I don't know if "visual perception" is actually the correct name for it, but I'm referring to the same thing responsible that not everyone notices motion the same, or is sensible at the same degree. Some people is more sensitive and notice shuttering or tearing where you wouldn't notice anything, in the same way that some people couldn't notice the difference during the CRT era of playing a game @ 75 Hz or @ 100 Hz assuming that you had enough Hardware to draw all the frames flawlessly - the frames are there, but not everyone notices them. Its basically what AMD said in the first Anandtech article:
As you're recording the output of the GPU, that is what would be displayed in the Monitor, you could analyse frame by frame to check for inconsistency. You don't rely anymore on someone's visual perception/sensivity for motion, as you have proper tools to check for it. Maybe a guy doesn't notice the effect of tearing due a runt frame like this one (From here), but that frame WAS on screen for a few miliseconds.Quote:
In our discussion with AMD, AMD brought up a very simple but very important point: while we can objectively measure instances of stuttering with the right tools, we cannot objectively measure the impact of stuttering on the user. We can make suggestions for what’s acceptable and set common-sense guidelines for how much of a variance is too much – similar to how 60fps is the commonly accepted threshold for smooth gameplay – but nothing short of a double-blind trial will tell us whether any given instance of stuttering is noticeable to any given individual.
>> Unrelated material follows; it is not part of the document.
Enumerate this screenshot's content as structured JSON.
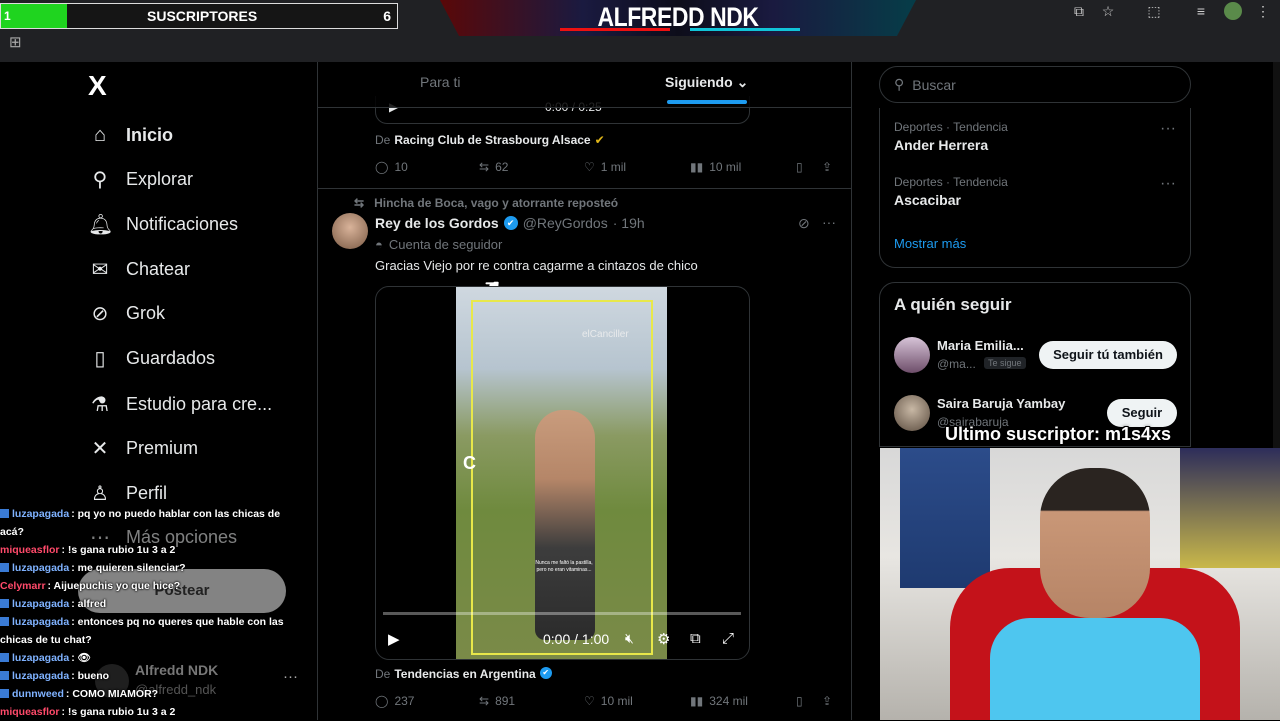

If you have any doubts, you can as well re-read all the, Tech Report, PCPer and Anandtech articles about this matter and why they're using this new method.
You have both AMD and nVidia reasons about why the other current method to detect frame delay, FRAPS, isn't accurate enough, and why reviewers have gone thorough this and this to set up for this new method of analyzing the direct output.
If you don't like it, I'm sure there are many people besides myself that would die to know what method you have in mind that is better or more correct.
Should I give you my parachute? ;)
I very much agree with this statement. I sure there can be, and probably will be, other tools in the future that give even deeper insight into the rendering pipeline and what effects each part of the system is having. However, for the near term I think this is a very large step forward from solely using FRAPS as a benchmarking tool and helps explain a lot of what people were complaining about but unable to show from FRAPS results.
My bad, I missed your point. It's a good explanation of why stuttering exists in pc gaming and why companies need to work around it. I thought you were trying to illustrate the latency and stutter "have" to exist in pc gaming, when NVIDIA has apparently figured out a way around it and AMD is well into the process.
I see this issue as a good thing for pc gaming in general. PCs have always had the advantage for resolution and image enhancement, if all graphics solutions deliver smooth animation it can only be good for the industry.
If anyone is interested, over at Guru3D, Hilbert has been working on a splitter and frame capture device/system (right before it goes to the screen) he bought some serious hardware for it but is running into the issue of a storage system that can record the high write speeds without dropping frames.